マイコプラズマ肺炎で入院した子がいるよ、怖い細菌だよとなんとなく情報は

自分の中にはあったが、あまりピンとはきていなかった。


うちは田舎の中のさらに田舎。

もう幼稚園や小学校に通う年齢の子はいない。

大人だけになれば、何かおかしなウイルスや細菌もそうそう貰ってくることも

ないだろうと楽観視していた。


これが悲しいことに夫が職場で貰ってきたのだ。

最初は厄介な風邪だなあと思っていたが、高い熱が出て、激しい咳が続く。

咳や痰のせいで夜に寝付けない。


何度も家族で病院に通い、薬も出してもらったが、飲み切っても変化はない。

寝られない。

熱が下がってから夫は出勤していったけれど、激しい咳がおさまらないから

「帰って」と返されてくる日もあった。


薬もいろいろと試してもらったがダメ。

もう夜眠れないものとして、家族で動画を見たりしていた。


1ヶ月ほど経った頃だろうか、夫の職場で最初に風邪をひいた人がぽつりと

「マイコプラズマだった」と言い、急いでまた病院に行き、

そういう対応をお願いして薬を出してもらったが、時間が経ち過ぎているのか

急激に良くなるみたいなこともなかった。
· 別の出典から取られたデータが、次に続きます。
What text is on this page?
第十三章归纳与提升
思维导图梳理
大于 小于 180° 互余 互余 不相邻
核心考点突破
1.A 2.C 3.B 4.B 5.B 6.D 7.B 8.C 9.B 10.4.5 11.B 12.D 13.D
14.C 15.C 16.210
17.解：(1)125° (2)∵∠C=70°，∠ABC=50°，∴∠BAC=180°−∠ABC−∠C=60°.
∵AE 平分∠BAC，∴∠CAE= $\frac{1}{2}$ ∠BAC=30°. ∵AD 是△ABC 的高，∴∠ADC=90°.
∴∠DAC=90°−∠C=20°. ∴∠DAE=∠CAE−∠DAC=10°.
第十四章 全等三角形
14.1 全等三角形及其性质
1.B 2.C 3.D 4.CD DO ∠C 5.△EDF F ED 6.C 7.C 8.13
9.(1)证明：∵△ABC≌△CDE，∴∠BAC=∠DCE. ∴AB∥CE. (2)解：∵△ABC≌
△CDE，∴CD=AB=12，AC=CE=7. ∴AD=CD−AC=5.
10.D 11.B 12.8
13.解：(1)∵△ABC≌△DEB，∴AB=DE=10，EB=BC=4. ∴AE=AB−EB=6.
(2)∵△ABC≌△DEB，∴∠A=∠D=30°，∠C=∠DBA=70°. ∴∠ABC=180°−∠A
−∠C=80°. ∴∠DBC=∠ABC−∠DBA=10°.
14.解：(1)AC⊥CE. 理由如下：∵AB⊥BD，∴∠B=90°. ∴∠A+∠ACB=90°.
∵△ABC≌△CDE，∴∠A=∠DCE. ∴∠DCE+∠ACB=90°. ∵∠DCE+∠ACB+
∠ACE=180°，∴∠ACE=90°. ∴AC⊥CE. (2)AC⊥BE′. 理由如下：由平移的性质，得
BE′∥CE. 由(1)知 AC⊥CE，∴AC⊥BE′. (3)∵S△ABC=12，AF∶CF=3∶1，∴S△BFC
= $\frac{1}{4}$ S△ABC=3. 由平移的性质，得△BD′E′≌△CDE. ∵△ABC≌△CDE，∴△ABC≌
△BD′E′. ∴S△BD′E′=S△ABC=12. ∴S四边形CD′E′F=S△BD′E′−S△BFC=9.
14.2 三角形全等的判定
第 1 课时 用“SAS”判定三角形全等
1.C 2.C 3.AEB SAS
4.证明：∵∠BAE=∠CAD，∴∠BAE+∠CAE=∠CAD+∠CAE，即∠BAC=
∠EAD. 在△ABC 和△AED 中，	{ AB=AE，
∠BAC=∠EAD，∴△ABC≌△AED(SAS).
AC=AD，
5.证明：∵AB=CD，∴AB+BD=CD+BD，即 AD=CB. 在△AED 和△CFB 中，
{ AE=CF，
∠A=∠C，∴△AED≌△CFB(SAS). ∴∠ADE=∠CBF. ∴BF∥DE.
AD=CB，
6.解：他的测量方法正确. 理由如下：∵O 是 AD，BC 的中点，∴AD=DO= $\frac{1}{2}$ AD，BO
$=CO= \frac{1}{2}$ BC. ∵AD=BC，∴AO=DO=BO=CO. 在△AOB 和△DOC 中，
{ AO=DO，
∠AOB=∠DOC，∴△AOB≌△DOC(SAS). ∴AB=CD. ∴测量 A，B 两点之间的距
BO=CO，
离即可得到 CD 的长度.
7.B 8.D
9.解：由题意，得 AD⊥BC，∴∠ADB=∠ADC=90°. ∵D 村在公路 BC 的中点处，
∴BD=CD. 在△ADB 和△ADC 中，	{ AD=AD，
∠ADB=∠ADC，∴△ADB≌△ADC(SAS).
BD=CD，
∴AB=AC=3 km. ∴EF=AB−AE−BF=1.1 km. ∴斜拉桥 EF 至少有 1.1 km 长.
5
残念。


前に私は咳喘息になり、吸入の薬を貰ったことがあったが、その時は

本当に劇的に楽になったから、マイコプラズマと特定されたらそれくらいに

すっと良くなるものだと期待していた。

薬は変わったけれど、息苦しいのも痰がでるのも寝られないのも改善せず。


薬も今は処方箋を持って薬局へ持っていき、処方してもらわないとならない。

待っている時間も薬剤師さんと話す時間も辛くて気分が落ちてくる。

話始めると咳も出るから。


今のはやり病も喉が痛くて熱も高くて咳が出るそうだけれど、このマイコプラズマは

本当に死ぬんじゃないかと思うくらいに辛かったので、同時に罹ったら確実に

命を失うなと思っている。


治ってから半年くらい駆け足もできないくらい、肺も弱っていた。


車移動の田舎でよかった。悪い病気と疑いたくなるほどの激しい咳が続くし、

咳のし過ぎで一瞬酸欠で気が遠くなることもあったから。

普通に電車に乗っていて、ここまで咳をしたら、多分周りから人がひいていくだろう。